Duck Breast with Gingered Grape Sauce
Sara Moulton | Yield: 4
Sara Moulton pairs seared duck breast with a punchy pan sauce--a good dose of freshly grated ginger, rice vinegar and Dijon mustard--that cuts right through the rich, fatty duck meat.
- 1 package Pekin Duck Breasts, 2 whole breasts, split into 4 portions
- Salt and freshly ground pepper
- 1 cup seedless grapes, halved
- 3 large shallots, or 1/2 small onion, finely chopped (1/4 cup)
- 1 tablespoon fresh ginger, finely grated (use a microplane)
- 1/2 cup rice vinegar
- 1/2 cup chicken stock
- 2 tablespoons Dijon mustard
- 1 tablespoon currant jelly
- Score the duck skin in a crisscross pattern and season the duck with salt and pepper. Heat a large skillet over medium-high heat until hot. Add the duck, skin side down, reduce the heat to medium and cook for 10 minutes, or until the skin is very crispy. Do not remove the fat as you go; the liquid fat in the pan helps to render out the fat in the skin.

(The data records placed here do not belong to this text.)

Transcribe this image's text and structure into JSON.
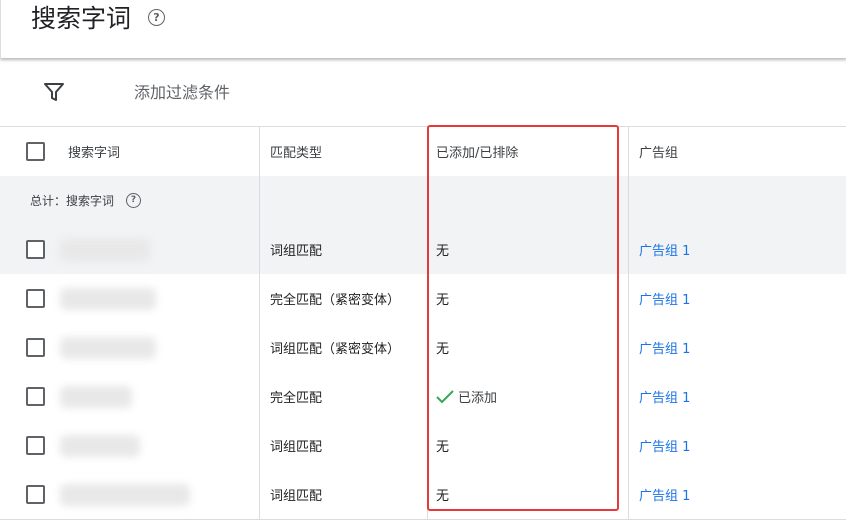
{
  "page": {
    "title": "搜索字词"
  },
  "filter": {
    "label": "添加过滤条件"
  },
  "table": {
    "columns": [
      "搜索字词",
      "匹配类型",
      "已添加/已排除",
      "广告组"
    ],
    "total_label": "总计：搜索字词",
    "rows": [
      {
        "match_type": "词组匹配",
        "status": "无",
        "ad_group": "广告组 1"
      },
      {
        "match_type": "完全匹配（紧密变体）",
        "status": "无",
        "ad_group": "广告组 1"
      },
      {
        "match_type": "词组匹配（紧密变体）",
        "status": "无",
        "ad_group": "广告组 1"
      },
      {
        "match_type": "完全匹配",
        "status": "已添加",
        "ad_group": "广告组 1"
      },
      {
        "match_type": "词组匹配",
        "status": "无",
        "ad_group": "广告组 1"
      },
      {
        "match_type": "词组匹配",
        "status": "无",
        "ad_group": "广告组 1"
      }
    ]
  },
  "colors": {
    "link": "#1a73e8",
    "check": "#34a853",
    "highlight": "#e5393a"
  }
}
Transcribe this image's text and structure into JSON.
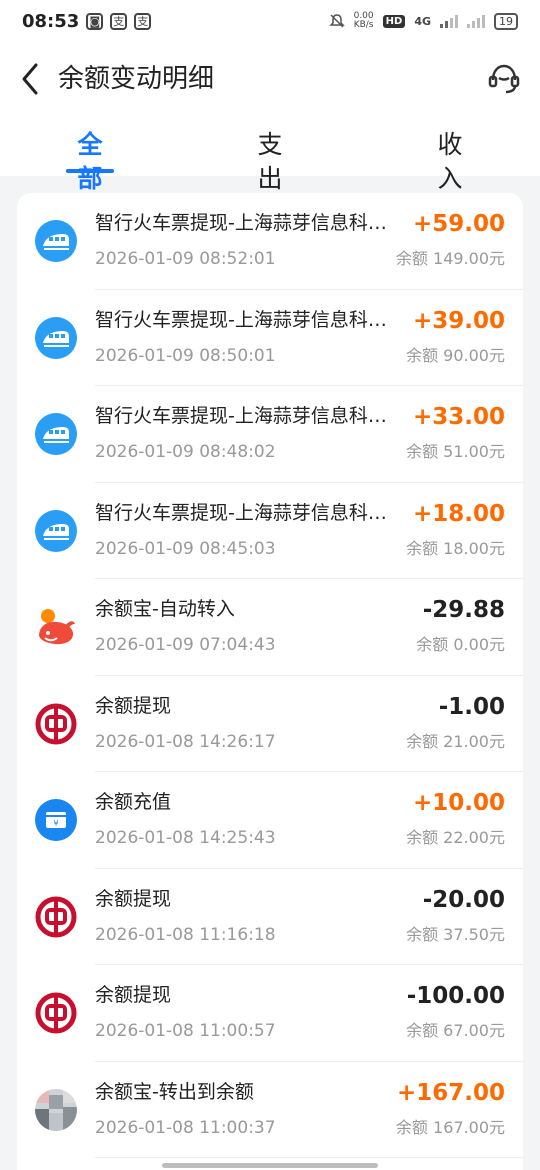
{
  "status_bar": {
    "time": "08:53",
    "net_speed": "0.00",
    "net_unit": "KB/s",
    "hd": "HD",
    "signal_type": "4G",
    "battery": "19"
  },
  "header": {
    "title": "余额变动明细",
    "back_icon": "chevron-left-icon",
    "service_icon": "customer-service-icon"
  },
  "tabs": [
    {
      "label": "全部",
      "active": true
    },
    {
      "label": "支出",
      "active": false
    },
    {
      "label": "收入",
      "active": false
    }
  ],
  "colors": {
    "accent": "#1677ff",
    "income": "#ff6a00",
    "bank_red": "#c8102e"
  },
  "transactions": [
    {
      "name": "智行火车票提现-上海蒜芽信息科…",
      "amount": "+59.00",
      "date": "2026-01-09 08:52:01",
      "balance": "余额 149.00元",
      "icon": "train-icon"
    },
    {
      "name": "智行火车票提现-上海蒜芽信息科…",
      "amount": "+39.00",
      "date": "2026-01-09 08:50:01",
      "balance": "余额 90.00元",
      "icon": "train-icon"
    },
    {
      "name": "智行火车票提现-上海蒜芽信息科…",
      "amount": "+33.00",
      "date": "2026-01-09 08:48:02",
      "balance": "余额 51.00元",
      "icon": "train-icon"
    },
    {
      "name": "智行火车票提现-上海蒜芽信息科…",
      "amount": "+18.00",
      "date": "2026-01-09 08:45:03",
      "balance": "余额 18.00元",
      "icon": "train-icon"
    },
    {
      "name": "余额宝-自动转入",
      "amount": "-29.88",
      "date": "2026-01-09 07:04:43",
      "balance": "余额 0.00元",
      "icon": "yuebao-icon"
    },
    {
      "name": "余额提现",
      "amount": "-1.00",
      "date": "2026-01-08 14:26:17",
      "balance": "余额 21.00元",
      "icon": "bank-of-china-icon"
    },
    {
      "name": "余额充值",
      "amount": "+10.00",
      "date": "2026-01-08 14:25:43",
      "balance": "余额 22.00元",
      "icon": "recharge-icon"
    },
    {
      "name": "余额提现",
      "amount": "-20.00",
      "date": "2026-01-08 11:16:18",
      "balance": "余额 37.50元",
      "icon": "bank-of-china-icon"
    },
    {
      "name": "余额提现",
      "amount": "-100.00",
      "date": "2026-01-08 11:00:57",
      "balance": "余额 67.00元",
      "icon": "bank-of-china-icon"
    },
    {
      "name": "余额宝-转出到余额",
      "amount": "+167.00",
      "date": "2026-01-08 11:00:37",
      "balance": "余额 167.00元",
      "icon": "avatar-icon"
    }
  ]
}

- When the duck skin is crisp, remove the duck to a plate, pour off all except 2 tablespoons of the fat from the pan. Reserve the extra fat for another use (such as sautéing potatoes). Turn the duck over and let it cook for 3 more minutes for medium rare. Transfer to a plate, skin side up and cover loosely with foil.
- Add the grapes, shallots, and fresh ginger to the skillet and cook over medium heat for 3 minutes. Add the vinegar and let it simmer until reduced by half. Add the chicken stock, mustard and jelly and simmer, whisking, until thickened slightly, about 2 minutes. Add any juices that have accumulated on the duck plate and salt and pepper to taste. Slice the duck at an angle into 1/4-inch slices and serve each portion topped with some of the sauce.